La proximité avec les enseignants est également mal vécue par quelques
étudiants rencontrés, à l’image de Delphine, 20 ans, étudiante en L1
Psychologie. Craignant une exposition « forcée », elle s’absente en TD
d’anglais afin d’éviter d’être interrogée « devant tout le monde ». Les
TD sont perçus de manière variable selon les exigences qu’ils imposent,
les activités qui s’y déroulent et le degré de maîtrise des échéances dont
l’étudiant dispose (par exemple le fait d’anticiper et de préparer « à
l’avance » un exposé ou une synthèse documentaire).

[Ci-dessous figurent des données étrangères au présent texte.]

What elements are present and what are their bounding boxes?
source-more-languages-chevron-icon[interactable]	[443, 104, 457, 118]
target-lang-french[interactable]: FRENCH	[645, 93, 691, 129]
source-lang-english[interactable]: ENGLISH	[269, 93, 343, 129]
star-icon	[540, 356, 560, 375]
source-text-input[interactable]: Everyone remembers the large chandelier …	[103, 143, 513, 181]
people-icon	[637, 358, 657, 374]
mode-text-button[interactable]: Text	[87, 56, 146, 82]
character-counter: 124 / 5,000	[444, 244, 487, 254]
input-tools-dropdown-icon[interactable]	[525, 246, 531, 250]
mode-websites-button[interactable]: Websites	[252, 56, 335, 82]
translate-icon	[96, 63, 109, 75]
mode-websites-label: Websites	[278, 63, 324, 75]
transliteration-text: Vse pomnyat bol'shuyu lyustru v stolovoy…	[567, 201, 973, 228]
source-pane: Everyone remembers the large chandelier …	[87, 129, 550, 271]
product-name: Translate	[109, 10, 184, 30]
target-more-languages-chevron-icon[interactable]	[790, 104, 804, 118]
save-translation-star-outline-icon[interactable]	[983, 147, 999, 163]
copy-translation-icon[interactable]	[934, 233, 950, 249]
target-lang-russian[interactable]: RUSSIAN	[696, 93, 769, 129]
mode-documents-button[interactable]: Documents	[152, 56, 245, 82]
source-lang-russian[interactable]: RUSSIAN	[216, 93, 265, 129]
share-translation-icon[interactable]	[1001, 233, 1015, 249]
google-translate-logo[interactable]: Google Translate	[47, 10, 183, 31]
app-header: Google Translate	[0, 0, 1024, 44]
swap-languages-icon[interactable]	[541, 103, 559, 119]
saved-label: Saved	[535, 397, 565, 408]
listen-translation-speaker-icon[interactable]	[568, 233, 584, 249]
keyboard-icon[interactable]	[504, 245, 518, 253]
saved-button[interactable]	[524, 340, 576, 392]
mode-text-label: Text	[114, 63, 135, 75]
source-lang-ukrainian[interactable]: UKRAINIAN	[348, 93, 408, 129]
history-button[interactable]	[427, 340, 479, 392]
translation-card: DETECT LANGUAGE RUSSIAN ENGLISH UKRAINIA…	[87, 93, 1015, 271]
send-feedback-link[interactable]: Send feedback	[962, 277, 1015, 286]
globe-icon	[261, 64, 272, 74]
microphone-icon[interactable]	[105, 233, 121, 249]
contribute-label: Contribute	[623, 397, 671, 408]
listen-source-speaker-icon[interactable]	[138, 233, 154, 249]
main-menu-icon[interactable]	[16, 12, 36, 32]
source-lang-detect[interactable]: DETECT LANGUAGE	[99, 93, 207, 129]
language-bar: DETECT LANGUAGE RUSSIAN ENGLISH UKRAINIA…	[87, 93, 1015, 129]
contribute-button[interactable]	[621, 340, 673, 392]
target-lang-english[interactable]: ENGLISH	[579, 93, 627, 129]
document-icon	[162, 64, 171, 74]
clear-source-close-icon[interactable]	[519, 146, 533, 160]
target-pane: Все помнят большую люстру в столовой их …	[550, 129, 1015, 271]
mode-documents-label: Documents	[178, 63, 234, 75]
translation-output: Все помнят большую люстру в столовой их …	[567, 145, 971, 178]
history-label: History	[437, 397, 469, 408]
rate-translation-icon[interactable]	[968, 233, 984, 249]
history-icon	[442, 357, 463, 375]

Les cours sont considérés comme plus légitimes que les TD – ce qui
paraît logique dès lors que ceux-ci sont censés expliquer et prolonger
les idées développées en amphi. Les travaux dirigés sont vécus comme
un moment assurant un encadrement minimal du travail scolaire étu-
diant. Mais au fond, la différence entre cours et TD désigne la nature
des relations qui s’instaurent entre les étudiants et les enseignants.

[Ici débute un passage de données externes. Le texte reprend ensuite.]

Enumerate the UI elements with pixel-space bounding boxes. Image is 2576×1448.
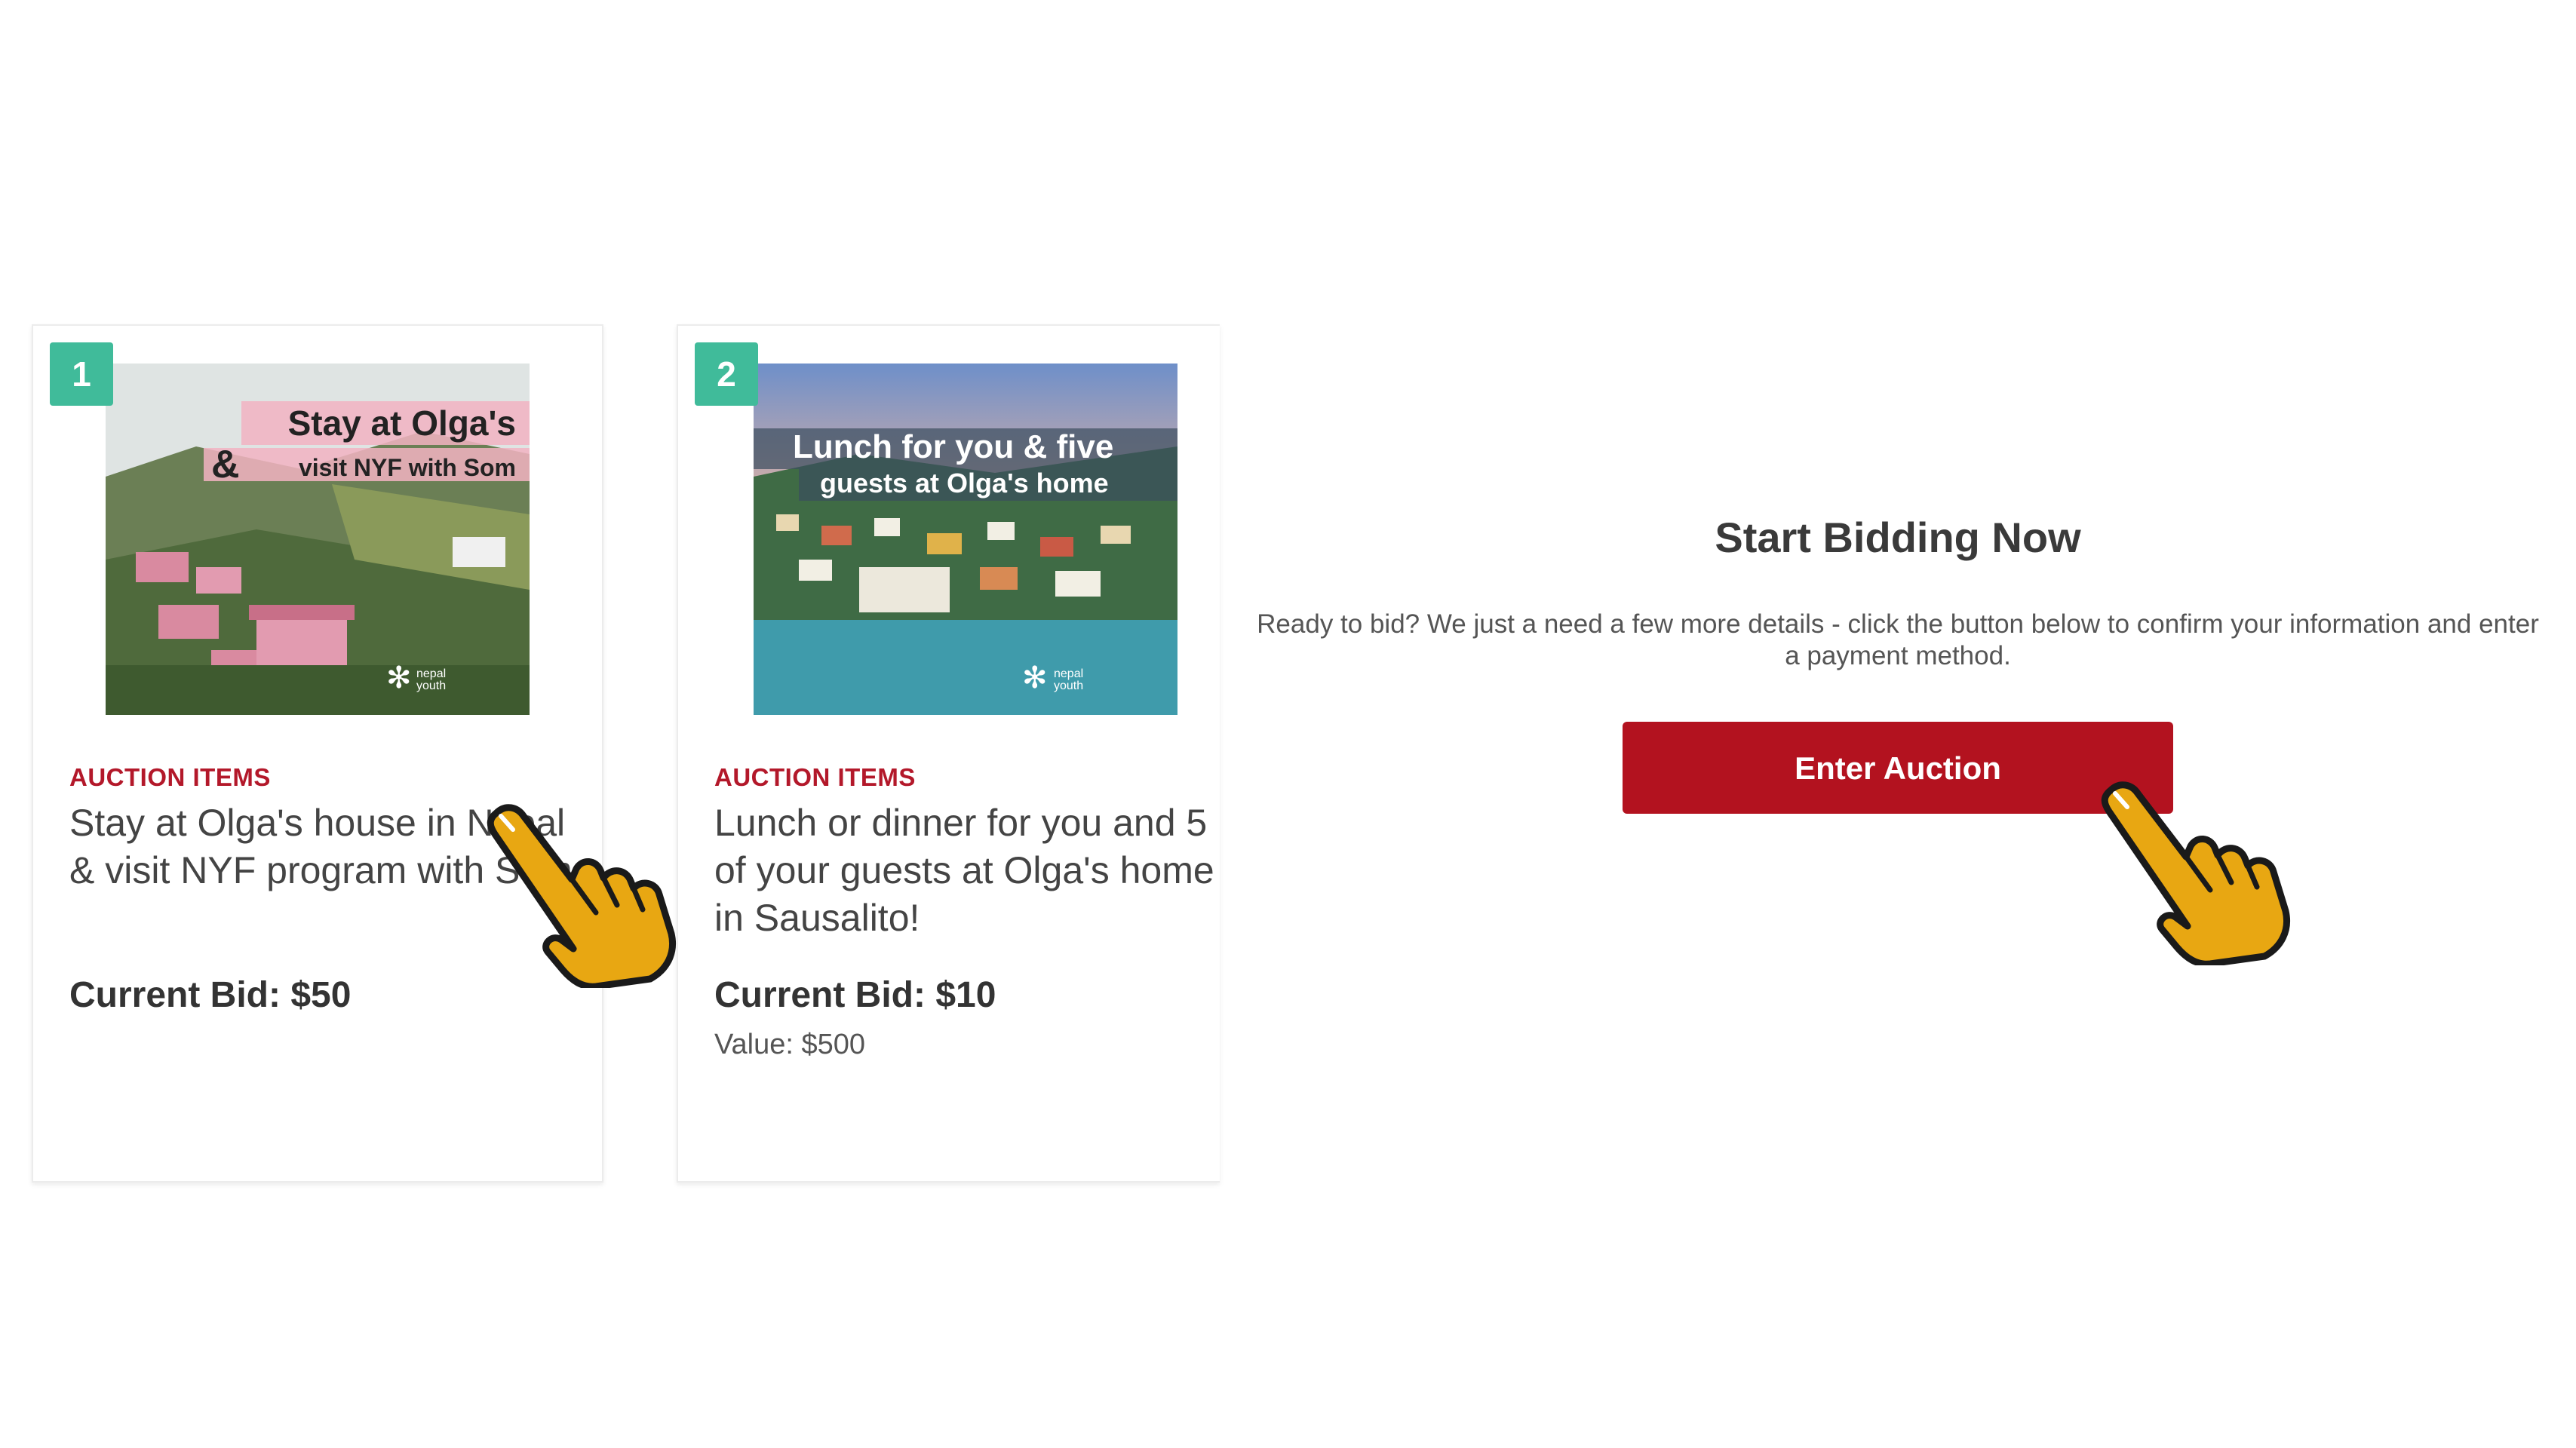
enter-auction-button[interactable]: Enter Auction [1623,722,2173,814]
item-number-badge: 2 [695,342,758,406]
auction-page: 1 Stay at Olga's & visit NYF with Som ✻ … [0,0,2576,1448]
item-image[interactable]: Lunch for you & five guests at Olga's ho… [754,364,1177,715]
image-caption-line1: Stay at Olga's [287,403,516,443]
image-logo-text: nepal youth [1054,667,1084,692]
image-logo-text: nepal youth [416,667,447,692]
pointing-hand-icon [2101,781,2290,965]
item-title[interactable]: Lunch or dinner for you and 5 of your gu… [714,799,1220,942]
item-image[interactable]: Stay at Olga's & visit NYF with Som ✻ ne… [106,364,530,715]
image-caption-amp: & [211,443,240,486]
pointing-hand-icon [487,804,676,988]
current-bid: Current Bid: $50 [69,975,352,1015]
current-bid: Current Bid: $10 [714,975,996,1015]
auction-item-card-1[interactable]: 1 Stay at Olga's & visit NYF with Som ✻ … [32,324,603,1183]
snowflake-logo-icon: ✻ [386,661,412,695]
item-category: AUCTION ITEMS [714,763,916,791]
auction-item-card-2[interactable]: 2 Lunch for you & five guests at Olga's … [677,324,1220,1183]
panel-description: Ready to bid? We just a need a few more … [1257,609,2539,670]
panel-heading: Start Bidding Now [1715,514,2081,561]
image-caption-line2: visit NYF with Som [298,454,516,481]
item-number-badge: 1 [50,342,113,406]
item-value: Value: $500 [714,1029,866,1060]
item-category: AUCTION ITEMS [69,763,271,791]
snowflake-logo-icon: ✻ [1022,661,1048,695]
start-bidding-panel: Start Bidding Now Ready to bid? We just … [1252,513,2544,814]
image-caption-line2: guests at Olga's home [820,468,1109,499]
image-caption-line1: Lunch for you & five [793,428,1114,465]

Les manières d’étudier et d’apprendre reposent sur un bricolage indi-
viduel, sur ce que nous pourrions appeler une « didactique profane »
opérant par tâtonnements, par ajustements et par autoévaluation de ses
apprentissages plus ou moins approximatif. Edwin, 19 ans, étudiant en
L1 LEA, explique comment il procède pour apprendre les cours : « Je
relis mes cours en surlignant des passages importants, je fonctionne
aussi avec des carnets pour l’anglais, l’allemand et le néerlandais,
notamment pour le vocabulaire... et à l’approche des partiels, je fais des
fiches qui résument tous les cours ». Cet étudiant en réussite « ne laisse
jamais s’écouler beaucoup de temps entre les cours et les révisions, pour
le vocabulaire, quelques heures après les cours, je me mets au travail...
pour les autres cours comme le droit, l’éco, les maths, je laisse passer
un peu de temps, en général, 5 à 6 jours, ce qui m’amène au week-end
pour travailler ».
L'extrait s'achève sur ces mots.